第8代码报错就搜了一下加上了这句代码，成功解决AttributeError: ‘str‘ object has no attribute ‘decode‘

pip install 'h5py<3.0.0' -i https://pypi.tuna.tsinghua.edu.cn/simple

8.构建YOLO tiny模型结构

    
#构建YOLO tiny模型结构
model_body = tiny_yolo_body(image_input, num_anchors//2, num_classes)
print('Create Tiny YOLOv3 model with {} anchors and {} classes.'.format(num_anchors, num_classes))

#加载预训练tiny模型参数
model_body.load_weights(weights_path, by_name=True, skip_mismatch=True)
print('Load weights {}.'.format(weights_path))

#定义模型损失函数
model_loss = Lambda(yolo_loss, output_shape=(1,), name='yolo_loss',
    arguments={'anchors': anchors, 'num_classes': num_classes, 'ignore_thresh': 0.7})([*model_body.output, *y_true])
model = Model([model_body.input, *y_true], model_loss)

#模型编译
model.compile(optimizer=Adam(lr=1e-4), loss={'yolo_loss': lambda y_true, y_pred: y_pred})

#输出模型结构
model.summary()

9.训练数据生成器


#训练数据生成器
def data_generator(annotation_lines, batch_size, input_shape, anchors, num_classes):
    n = len(annotation_lines)
    i = 0
    while True:
        image_data = []
        box_data = []
        for b in range(batch_size):
            if i==0:
                np.random.shuffle(annotation_lines)
            #随机获取训练样本
            image, box = get_random_data(annotation_lines[i], input_shape, random=True)
            image_data.append(image)
            box_data.append(box)
            i = (i+1) % n
        image_data = np.array(image_data)
        box_data = np.array(box_data)
        #预处理图像标记
        y_true = preprocess_true_boxes(box_data, input_shape, anchors, num_classes)
        yield [image_data, *y_true], np.zeros(batch_size)

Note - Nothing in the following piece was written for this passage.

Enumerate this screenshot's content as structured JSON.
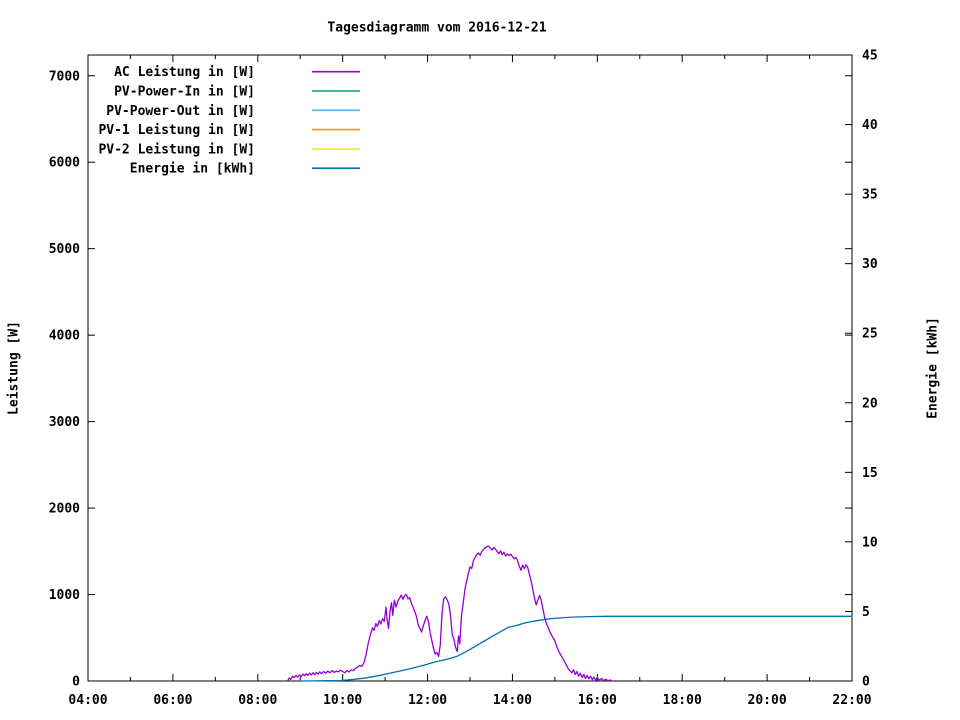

def data_generator_wrapper(annotation_lines, batch_size, input_shape, anchors, num_classes):
    n = len(annotation_lines)
    if n==0 or batch_size<=0: return None
    return data_generator(annotation_lines, batch_size, input_shape, anchors, num_classes)

10.定义日志存储位置

#定义日志存储位置
logging = TensorBoard(log_dir=log_dir)
#定义模型存储
checkpoint = ModelCheckpoint(model_dir + 'ep{epoch:03d}-loss{loss:.3f}-val_loss{val_loss:.3f}.h5',
    monitor='val_loss', save_weights_only=True, save_best_only=True, period=3)
#定义学习率优化策略
reduce_lr = ReduceLROnPlateau(monitor='val_loss', factor=0.1, patience=3, verbose=1)
#定义提前终止模型训练
early_stopping = EarlyStopping(monitor='val_loss', min_delta=0, patience=10, verbose=1)

11.训练

#定义批大小
batch_size = 8
print('Train on {} samples, val on {} samples, with batch size {}.'.format(num_train, num_val, batch_size))
#模型训练
model.fit_generator(data_generator_wrapper(lines[:num_train], batch_size, input_shape, anchors, num_classes),
    steps_per_epoch=max(1, num_train//batch_size),
    validation_data=data_generator_wrapper(lines[num_train:], batch_size, input_shape, anchors, num_classes),
    validation_steps=max(1, num_val//batch_size),
    epochs=1,
    callbacks=[logging, checkpoint, reduce_lr, early_stopping])

12.模型使用

from keras.models import load_model
from keras import backend as K
from keras.layers import Input
import tensorflow as tf
import numpy as np
from yolo3.model import preprocess_true_boxes, yolo_eval, tiny_yolo_body, yolo_loss
from yolo3.utils import letterbox_image
from PIL import Image, ImageFont, ImageDraw
import cv2

#类别标签
class_names = ['person','hat']
#类别数量
num_classes = len(class_names)
#候选框
anchor_array = [10,14,  23,27,  37,58,  81,82,  135,169,  344,319]
anchors = np.array(anchor_array).reshape(-1, 2)
num_anchors = len(anchors)

#训练好的模型路径
model_path = 'final_model/ep078-loss21.420-val_loss21.688.h5'
#IoU阈值
iou_value = 0.5
#预测概率阀值
score = 0.4
#模型输入大小
input_shape = (416,416)

13.定义模型结构及加载模型参数

#构建模型结构
yolo_model = tiny_yolo_body(Input(shape=(None,None,3)), num_anchors//2, num_classes)
#加载参数
yolo_model.load_weights(model_path)

#定义模型输入图像大小
input_image_shape = K.placeholder(shape=(2, ))
#模型输出
boxes, scores, classes = yolo_eval(yolo_model.output, anchors, num_classes, input_image_shape,
        score_threshold=score, iou_threshold=iou_value)

!ls

14.准备数据

imgname = "129879567_15271283767121n.jpg"
image = Image.open(imgname)

#使用填充的方式改变图片大小
new_image_size = (image.width - (image.width % 32),
                  image.height - (image.height % 32))

iw, ih = image.size
w, h = new_image_size
scale = min(w/iw, h/ih)
nw = int(iw*scale)
nh = int(ih*scale)

image = image.resize((nw,nh), Image.BICUBIC)
boxed_image = Image.new('RGB', new_image_size, (128,128,128))
boxed_image.paste(image, ((w-nw)//2, (h-nh)//2))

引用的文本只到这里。